A French group performed a prospective, observational study that monitored the response to platelet infusion in patients taking aspirin or clopidogrel. Patients requiring emergency surgery who were taking one or both of these agents and who were also confirmed as responding to therapy by the Verify Now device (Accumetrics, San Diego, CA) were enrolled.
Here are the factoids:
- 25 patients were enrolled during the 3 year study period
- 13 were taking aspirin, 8 clopidogrel, and 4 were taking both
- Patients received an average platelet infusion of 0.1U/kg
- Platelet function normalized in all but one of the aspirin patients
- Platelet function improved but did not normalize in any of the clopidogrel patients
Bottom line: Surprised?

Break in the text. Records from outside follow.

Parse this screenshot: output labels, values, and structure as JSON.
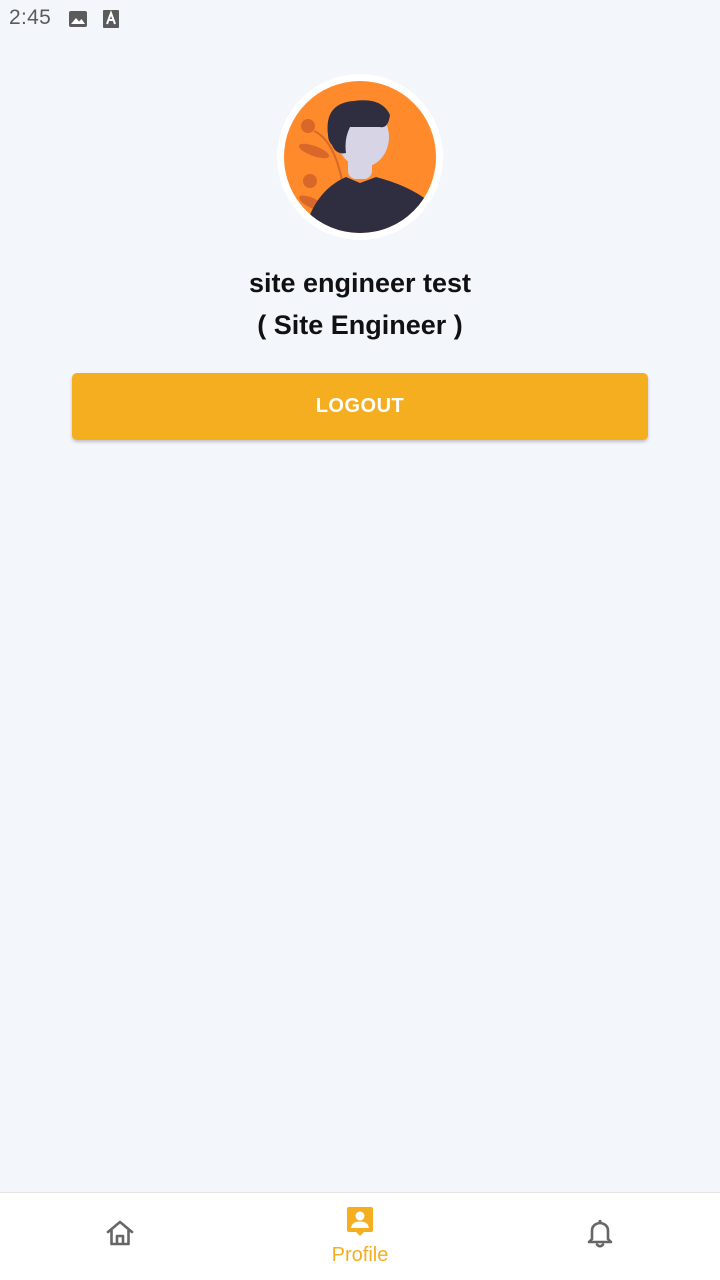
{
  "status_bar": {
    "time": "2:45",
    "icons": [
      "image-icon",
      "accessibility-icon"
    ]
  },
  "profile": {
    "name": "site engineer test",
    "role": "( Site Engineer )",
    "avatar_icon": "person-avatar-illustration"
  },
  "actions": {
    "logout_label": "LOGOUT"
  },
  "bottom_nav": {
    "items": [
      {
        "id": "home",
        "icon": "home-icon",
        "label": "",
        "active": false
      },
      {
        "id": "profile",
        "icon": "profile-icon",
        "label": "Profile",
        "active": true
      },
      {
        "id": "notifications",
        "icon": "bell-icon",
        "label": "",
        "active": false
      }
    ]
  },
  "colors": {
    "accent": "#f5ae1f",
    "background": "#f3f6fa",
    "avatar_bg": "#ff8a2b",
    "inactive_icon": "#666666"
  }
}
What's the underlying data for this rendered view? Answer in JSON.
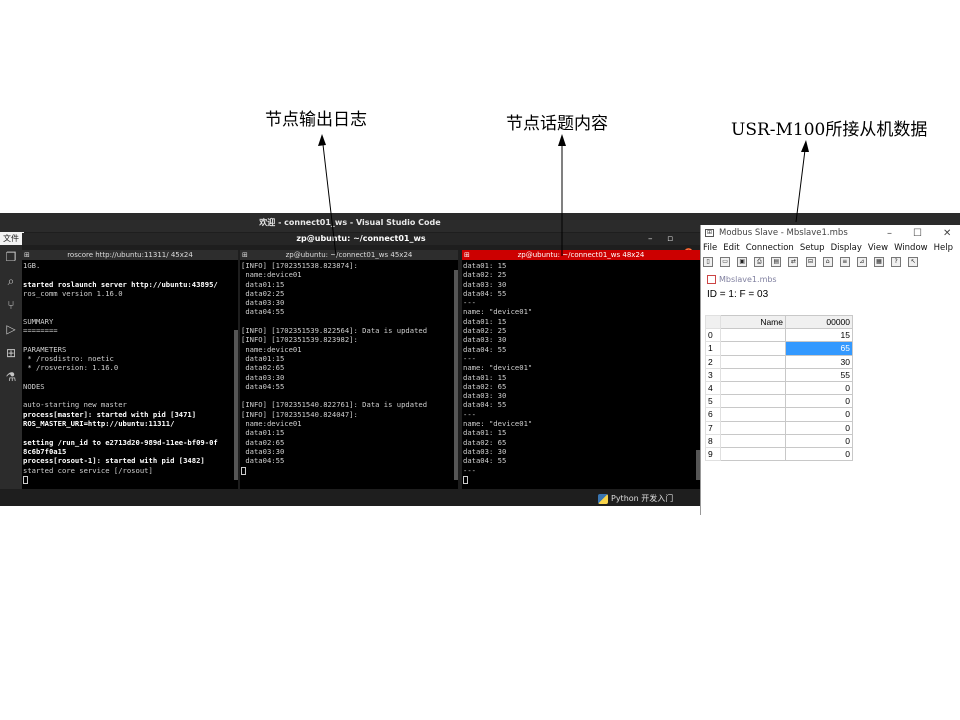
{
  "annotations": {
    "log": "节点输出日志",
    "topic": "节点话题内容",
    "modbus": "USR-M100所接从机数据"
  },
  "vscode": {
    "title": "欢迎 - connect01_ws - Visual Studio Code",
    "menu_file": "文件",
    "status_python": "Python 开发入门"
  },
  "terminal": {
    "title": "zp@ubuntu: ~/connect01_ws",
    "panes": [
      {
        "title": "roscore http://ubuntu:11311/ 45x24",
        "lines": [
          "1GB.",
          "",
          "started roslaunch server http://ubuntu:43895/",
          "ros_comm version 1.16.0",
          "",
          "",
          "SUMMARY",
          "========",
          "",
          "PARAMETERS",
          " * /rosdistro: noetic",
          " * /rosversion: 1.16.0",
          "",
          "NODES",
          "",
          "auto-starting new master",
          "process[master]: started with pid [3471]",
          "ROS_MASTER_URI=http://ubuntu:11311/",
          "",
          "setting /run_id to e2713d20-989d-11ee-bf09-0f",
          "8c6b7f0a15",
          "process[rosout-1]: started with pid [3482]",
          "started core service [/rosout]"
        ],
        "bold_lines": [
          2,
          16,
          17,
          19,
          20,
          21
        ]
      },
      {
        "title": "zp@ubuntu: ~/connect01_ws 45x24",
        "lines": [
          "[INFO] [1702351538.823874]:",
          " name:device01",
          " data01:15",
          " data02:25",
          " data03:30",
          " data04:55",
          "",
          "[INFO] [1702351539.822564]: Data is updated",
          "[INFO] [1702351539.823982]:",
          " name:device01",
          " data01:15",
          " data02:65",
          " data03:30",
          " data04:55",
          "",
          "[INFO] [1702351540.822761]: Data is updated",
          "[INFO] [1702351540.824047]:",
          " name:device01",
          " data01:15",
          " data02:65",
          " data03:30",
          " data04:55"
        ],
        "bold_lines": []
      },
      {
        "title": "zp@ubuntu: ~/connect01_ws 48x24",
        "lines": [
          "data01: 15",
          "data02: 25",
          "data03: 30",
          "data04: 55",
          "---",
          "name: \"device01\"",
          "data01: 15",
          "data02: 25",
          "data03: 30",
          "data04: 55",
          "---",
          "name: \"device01\"",
          "data01: 15",
          "data02: 65",
          "data03: 30",
          "data04: 55",
          "---",
          "name: \"device01\"",
          "data01: 15",
          "data02: 65",
          "data03: 30",
          "data04: 55",
          "---"
        ],
        "bold_lines": []
      }
    ]
  },
  "modbus": {
    "title": "Modbus Slave - Mbslave1.mbs",
    "menu": [
      "File",
      "Edit",
      "Connection",
      "Setup",
      "Display",
      "View",
      "Window",
      "Help"
    ],
    "doc_title": "Mbslave1.mbs",
    "id_line": "ID = 1: F = 03",
    "header": {
      "name": "Name",
      "value": "00000"
    },
    "rows": [
      {
        "idx": "0",
        "name": "",
        "value": "15"
      },
      {
        "idx": "1",
        "name": "",
        "value": "65"
      },
      {
        "idx": "2",
        "name": "",
        "value": "30"
      },
      {
        "idx": "3",
        "name": "",
        "value": "55"
      },
      {
        "idx": "4",
        "name": "",
        "value": "0"
      },
      {
        "idx": "5",
        "name": "",
        "value": "0"
      },
      {
        "idx": "6",
        "name": "",
        "value": "0"
      },
      {
        "idx": "7",
        "name": "",
        "value": "0"
      },
      {
        "idx": "8",
        "name": "",
        "value": "0"
      },
      {
        "idx": "9",
        "name": "",
        "value": "0"
      }
    ],
    "selected_row": 1
  }
}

The existing literature supports platelet infusion for aspirin, and suggests that it can correct platelet dysfunction after a loading dose of clopidogrel. But what about established therapy? This study shows that it improves function, but not necessarily enough to be safe.
Why? Most likely, the long-acting active metabolites of this drug are still circulating in the plasma and poison the new platelets as soon as they are given. Additional strategies (and more platelets?) will be needed to reverse the effect of clopidogrel in injured patients who are on established therapy.
Reference: Is platelet infusion sufficient to establish platelet reactivity in patients who are responders to aspirin and/or clopidogrel before emergency surgery? J Trauma 74(5):1367-1369, 2013.